West River Community Center celebrates its 15 year anniversary this week.

The week of events began Tuesday, May 14, with a free admission day.

A friendly run/walk competition, whether on the facility's indoor track or on its treadmills, will be held today.

Thursday will be an informational day with booths to highlight WRCC programs and for staff to answer questions from the community.

The event culminates Friday with 15% off annual membership for new members.

WRCC boasts more than 6,800 members, Matt Mack, facility operations manager, said.

The most members WRCC has had was more than 7,000 during the 2015-16 oil boom.

"Things are looking really good," he said. "Compared to when we were going through the oil boom, these numbers are looking good."

The 15 year anniversary is an exciting one, Dickinson Parks & Recreation Executive Director James Kramer said.

Kramer has been a part of WRCC since its doors opened in 2004.

"It makes you realize how appreciative you are for the community's support. Ultimately, that's what we're for, to support the community, but if they don't use it, we have nothing to work off of," he said. "We just get tremendous support, and it's very rewarding."

West River Community Center was groundbreaking for North Dakota. It was the first publicly-owned park district community center and facility in the state.

The model has since been followed by Williston, Grand Forks and Jamestown, among others.

The challenges in bringing the facility to the community have become part of its legend; the project failed fives times with voters before passing by a narrow margin.

"It started out as an indoor football arena, a West River dome," Kramer said. "In between, there were things attached to the university. There was a library expansion plus a community center. We tried every avenue we could."

He added, "It was a trying experience for the community."

Dennis Johnson, who, as Dickinson's mayor, supported the project, said the challenge has not been exaggerated.

"There had been a couple of other buildings voted down," he said. "The group that got behind what turned out to be this building worked really hard."

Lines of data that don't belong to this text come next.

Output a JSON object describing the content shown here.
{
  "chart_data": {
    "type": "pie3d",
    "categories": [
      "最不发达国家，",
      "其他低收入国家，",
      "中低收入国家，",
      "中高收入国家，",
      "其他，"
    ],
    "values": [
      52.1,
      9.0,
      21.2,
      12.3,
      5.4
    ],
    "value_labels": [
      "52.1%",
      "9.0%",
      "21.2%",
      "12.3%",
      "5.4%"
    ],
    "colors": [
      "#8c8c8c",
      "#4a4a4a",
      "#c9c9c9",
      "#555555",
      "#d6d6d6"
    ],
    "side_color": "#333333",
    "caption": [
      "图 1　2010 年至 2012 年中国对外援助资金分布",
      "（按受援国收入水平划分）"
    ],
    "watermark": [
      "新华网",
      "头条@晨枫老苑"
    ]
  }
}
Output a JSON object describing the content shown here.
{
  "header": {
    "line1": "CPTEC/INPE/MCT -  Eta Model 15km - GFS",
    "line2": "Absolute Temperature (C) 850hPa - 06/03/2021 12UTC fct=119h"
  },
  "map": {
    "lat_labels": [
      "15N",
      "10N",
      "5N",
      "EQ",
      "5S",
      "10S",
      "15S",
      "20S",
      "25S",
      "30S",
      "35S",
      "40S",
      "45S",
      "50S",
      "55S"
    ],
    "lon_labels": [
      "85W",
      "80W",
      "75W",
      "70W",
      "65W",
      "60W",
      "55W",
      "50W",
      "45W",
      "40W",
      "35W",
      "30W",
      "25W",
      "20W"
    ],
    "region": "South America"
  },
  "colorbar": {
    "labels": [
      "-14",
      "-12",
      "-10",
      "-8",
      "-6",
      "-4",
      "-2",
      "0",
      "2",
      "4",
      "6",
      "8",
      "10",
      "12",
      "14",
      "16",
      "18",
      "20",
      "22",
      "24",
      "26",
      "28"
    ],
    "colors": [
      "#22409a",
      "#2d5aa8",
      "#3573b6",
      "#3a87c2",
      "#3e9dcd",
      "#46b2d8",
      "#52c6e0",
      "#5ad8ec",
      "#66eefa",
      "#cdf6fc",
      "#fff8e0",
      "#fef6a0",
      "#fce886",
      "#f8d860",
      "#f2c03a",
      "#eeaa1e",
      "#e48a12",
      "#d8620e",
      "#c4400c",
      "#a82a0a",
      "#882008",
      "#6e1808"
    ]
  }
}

Rhonda Dukart was tasked with the fundraising and marketing for the project.

"As long as citizens understood it did not affect their property taxes at all. It was a sales tax measure we had to get passed," she said. "We did extensive marketing and presentations to businesses. We went door-to-door with flyers. We did radio and TV. Just a very intensive campaign to show the benefits of a place like this."

There was no building design when the half-cent sales tax was brought to the community, Johnson said.

"We promised we would meet with community members over an extended period of time and listen to their thoughts, which we did," he said. "We had several months of those meetings before we settled on an initial building that would fit the budget we had."

Since opening in 2004, WRCC has literally grown from its original 78,000 square feet.

"We thought, what more would we ever need?" Kramer said. "Now, here we sit with about 138,000 square feet, and we've added office space, a tennis addition. We've changed up the gymnasium, added an outdoor pool. It really is way beyond what we ever imagined it was going to be."

Dukart continues to appreciate the facility's importance.

"I still get goosebumps when I walk in there," she said. "That project was many years in the making."

Johnson, too, still appreciates WRCC's value to the community.

"I feel really good about the community center. I think it turned out to be a great building and a great addition to the community," he said. "Every time I'm up there, and I see a whole variety of people using it. It's very gratifying."

The success of WRCC has been humbling, Kramer said.

"To see the success story of not only the facility, but what's happened around the facility, from residential to commercial, and the hospital and the clinic, it has truly been one of the better economic development tools Dickinson has ever seen."